A new crack has appeared in Kyoto’s wall.
German Chancellor Gerhard Schroeder said Europe should not rush into enforcing targets to curb greenhouse emissions if Russia fails to sign the Kyoto protocol. “We hope that Kyoto will be ratified, for example by Russia,” told Schroeder. “But if that doesn’t happen, it will distort competition at the expense of European and especially German economy.”
In fact, according to DRI/WEFA estimates, under the Kyoto protocol the price of home heating could rise by 28 percent in Germany by 2010; gasoline and diesel prices would rise by 9 percent and 14 percent. GDP would shrink by 2.9 percent below the baseline forecasts, and employment would fall by 1.0 million jobs annually during the 2008-2012 budget period.
Clearly, the poorest segments of the German society would be more strongly impacted by emission reduction. While rich people may afford an increase in the price of energy (thus in the cost of living in general), the poor might find it hard to face higher prices. Mr. Schroeder comes from the left; therefore he is supposed to take into account the effect his policies would have on the poor.
Taking a stand against the climate treaty, Mr. Schroeder also broke the European unity on the issue. Actually Schroeder is not the first European leader who points out that the alleged benefits of Kyoto should be compared with its costs. Back in 2002, EU’s Commissioner for Energy and Transport, Loyola de Palacio, noted that “energy in the EU is already expensive enough… We already have taxes on gasoline. Are we going to raise fuel taxes even more, knowing how much people like that?” Kyoto is not precisely an energy tax, but a reduction in greenhouse gases emissions (that is, energy consumption) may be pursued, all else being equal, only by increasing the price of energy — that is, raising energy taxes or creating an artificial scarcity otherwise. After Russia’s decision not to ratify Kyoto, Loyola de Palacio added that it makes no sense for Brussels to go on with emission reductions if Moscow doesn’t follow that path.
Recently, Italian Minister of Environment Altero Matteoli made an attempt to obtain a joint declaration from his colleagues, that future emission reductions should depend on the treaty being ratified by Russia. And Paolo Togni, who is director of minister Matteoli’s cabinet, pointed out that human contribution to global warming is negligible if compared with natural trends. The implication is that actions taken to mitigate warming by curbing anthropogenic emissions are ineffective to say the least.

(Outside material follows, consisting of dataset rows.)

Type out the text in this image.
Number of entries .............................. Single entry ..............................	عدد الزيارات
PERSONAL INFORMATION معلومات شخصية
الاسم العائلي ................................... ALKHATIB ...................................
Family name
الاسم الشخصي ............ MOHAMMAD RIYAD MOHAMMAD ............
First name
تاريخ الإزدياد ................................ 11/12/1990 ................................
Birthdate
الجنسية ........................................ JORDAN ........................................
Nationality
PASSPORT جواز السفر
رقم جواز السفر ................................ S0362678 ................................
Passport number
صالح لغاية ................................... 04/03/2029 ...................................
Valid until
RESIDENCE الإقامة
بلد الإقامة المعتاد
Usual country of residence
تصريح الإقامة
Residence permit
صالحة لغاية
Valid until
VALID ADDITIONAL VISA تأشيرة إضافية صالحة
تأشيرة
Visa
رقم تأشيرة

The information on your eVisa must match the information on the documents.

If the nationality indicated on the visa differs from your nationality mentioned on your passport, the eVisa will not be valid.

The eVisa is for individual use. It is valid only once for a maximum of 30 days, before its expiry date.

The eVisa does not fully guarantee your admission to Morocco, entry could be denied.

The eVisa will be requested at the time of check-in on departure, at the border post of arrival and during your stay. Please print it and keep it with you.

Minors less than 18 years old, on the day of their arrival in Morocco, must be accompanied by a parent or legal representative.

Interestingly enough, European politicians (such as EU’s Loyola de Palacio, Germany’s Schroeder, and Italy’s Matteoli) are reluctant to openly oppose Kyoto. They prefer to show how their decision is a consequence of someone else’s decision, rather than the result of a cost/benefits analysis. In fact, they claim that they would favor Kyoto, but it would be ineffective without the participation of other developed countries (put aside the developing world). So, Italy and Germany will enforce Kyoto after Russia. But that is like to say, “We’ll do it after a cold winter in Hell.”

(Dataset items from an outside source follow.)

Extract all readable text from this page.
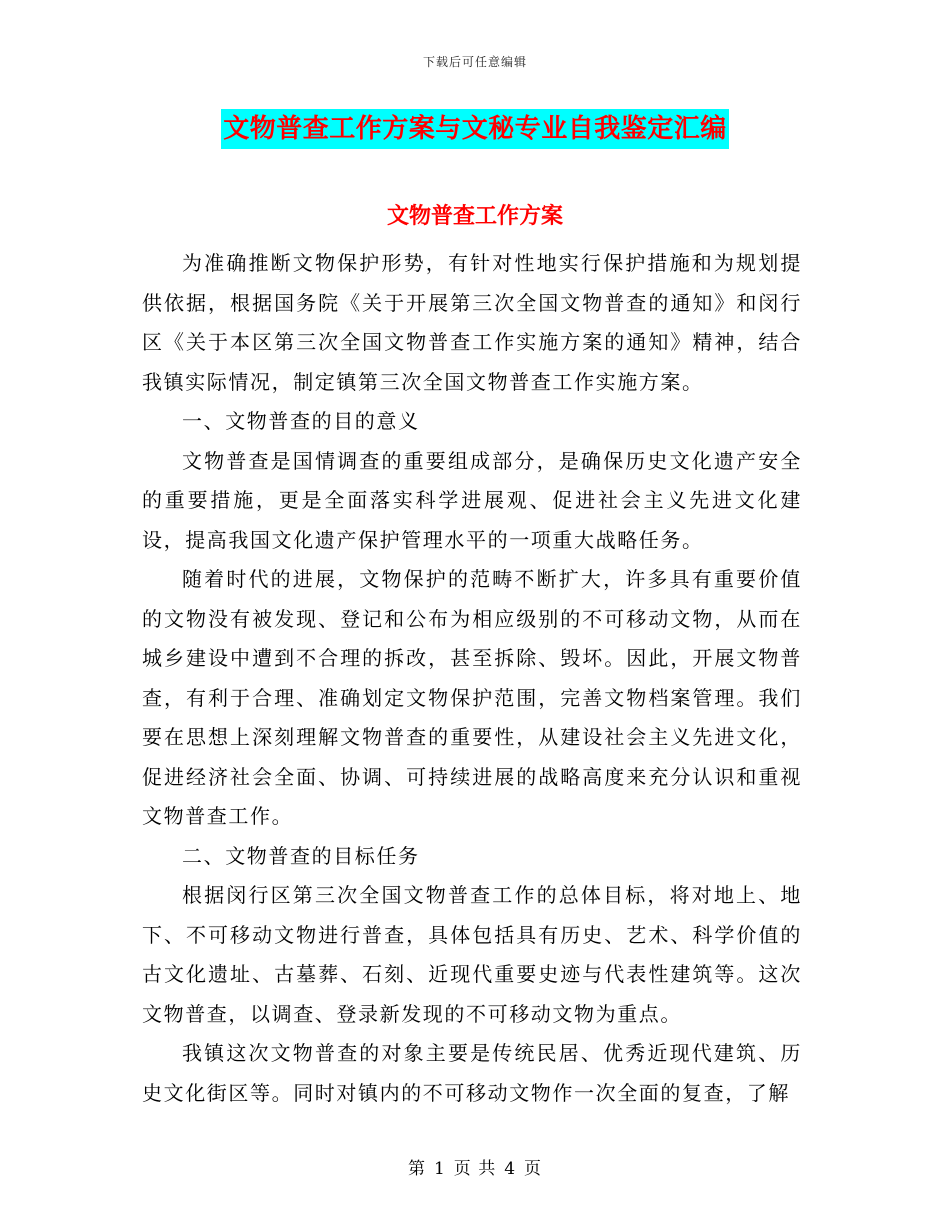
下载后可任意编辑
文物普查工作方案与文秘专业自我鉴定汇编
文物普查工作方案

为准确推断文物保护形势，有针对性地实行保护措施和为规划提供依据，根据国务院《关于开展第三次全国文物普查的通知》和闵行区《关于本区第三次全国文物普查工作实施方案的通知》精神，结合我镇实际情况，制定镇第三次全国文物普查工作实施方案。

一、文物普查的目的意义

文物普查是国情调查的重要组成部分，是确保历史文化遗产安全的重要措施，更是全面落实科学进展观、促进社会主义先进文化建设，提高我国文化遗产保护管理水平的一项重大战略任务。

随着时代的进展，文物保护的范畴不断扩大，许多具有重要价值的文物没有被发现、登记和公布为相应级别的不可移动文物，从而在城乡建设中遭到不合理的拆改，甚至拆除、毁坏。因此，开展文物普查，有利于合理、准确划定文物保护范围，完善文物档案管理。我们要在思想上深刻理解文物普查的重要性，从建设社会主义先进文化，促进经济社会全面、协调、可持续进展的战略高度来充分认识和重视文物普查工作。

二、文物普查的目标任务

根据闵行区第三次全国文物普查工作的总体目标，将对地上、地下、不可移动文物进行普查，具体包括具有历史、艺术、科学价值的古文化遗址、古墓葬、石刻、近现代重要史迹与代表性建筑等。这次文物普查，以调查、登录新发现的不可移动文物为重点。

我镇这次文物普查的对象主要是传统民居、优秀近现代建筑、历史文化街区等。同时对镇内的不可移动文物作一次全面的复查，了解

第 1 页 共 4 页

Russia has no intention to ratify Kyoto, because that would prevent the rapid economic growth President Putin has chosen as his own political goal. Putin’s economic advisor, Andrej Illarionov, went even further and defined Kyoto as a “return of Gosplan.”
“The proposed mechanism [to enforce Kyoto] would decrease quotas year by year,” said Illarionov. “So it may be more correct to call it the return of the gulag… During the 20th century, Russia seriously suffered from another ideology that came from Europe,” he told, referring to Marxism. And he defined as “kyotism” the ideology of climate control.
Until a couple of years ago, Kyoto was a matter of religion in Europe. Either you were in favor of it, or you were to be burned as a stars-and-striped traitor. Today things are much different. As the first commitment period (2008-2012) comes closer, and the costs of Kyoto become more real, European politicians are beginning to think that a costly, ineffective policy might result in fewer votes for them.
Kyoto’s wall is full of cracks, and the fatal one may be caused by a German hammer. This would not be the first time a wall falls in Berlin.
Mr. Stagnaro is Free Market Environmentalism Director of the Turin-based think tank Istituto Bruno Leoni (www.brunoleoni.it) and a fellow of the Brussels-based think tank International Council for Capital Formation (www.iccfglobal.org).